Aus dem Blick verloren hätten die Gerichte zudem, dass die untersagten Äußerungen im Kontext eines gerichtlichen Verfahrens gefallen seien. Sie hätten daher zumindest in Erwägung ziehen müssen, dass es unter dem Gesichtspunkt des sogenannten „Kampf um das Recht“ im Kontext rechtlicher Auseinandersetzungen grundsätzlich erlaubt sei, auch besonders starke und eindringliche Ausdrücke zu benutzen, um Rechtspositionen und Anliegen zu unterstreichen, so das BVerfG.
So kann es weitergehen
Die Verfassungsrichterinnen und -richter gaben der Beschwerdeführerin sogleich noch Hinweise auf ihre Möglichkeiten, doch noch einen Erfolg in der Hauptsache zu erzielen:
- Sie könnte den in § 926 Abs. 1 Zivilprozessordnung (ZPO) vorgesehenen Antrag auf Fristsetzung zur Erhebung der Hauptsacheklage durch den Verfügungskläger stellen.
- Kommt dieser der Fristsetzung nicht nach, könnte sie das Aufhebungsverfahren nach § 926 Abs. 2 ZPO betreiben.

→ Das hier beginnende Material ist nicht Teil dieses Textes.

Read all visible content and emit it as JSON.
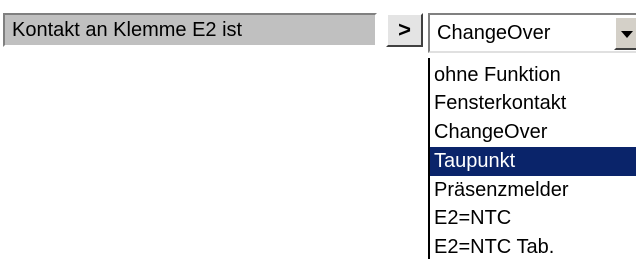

- Sie könnte im Wege der negativen Feststellungsklage eine Klärung des der einstweiligen Verfügung zugrundeliegenden Rechtsverhältnisses herbeiführen. Auf der Grundlage eines obsiegenden Urteils könnte sie sodann die Aufhebung der Eilentscheidung gemäß § 927 ZPO verlangen.
Zwar sei das Obsiegen der Beschwerdeführerin in Hinblick auf die untersagten Äußerungen – insbesondere die Worte „fetter Anwalt“ – keineswegs gewiss, so das BVerfG einschränkend. Als von vornherein aussichtslos lasse sich das Hauptsacheverfahren deshalb aber nicht betrachten.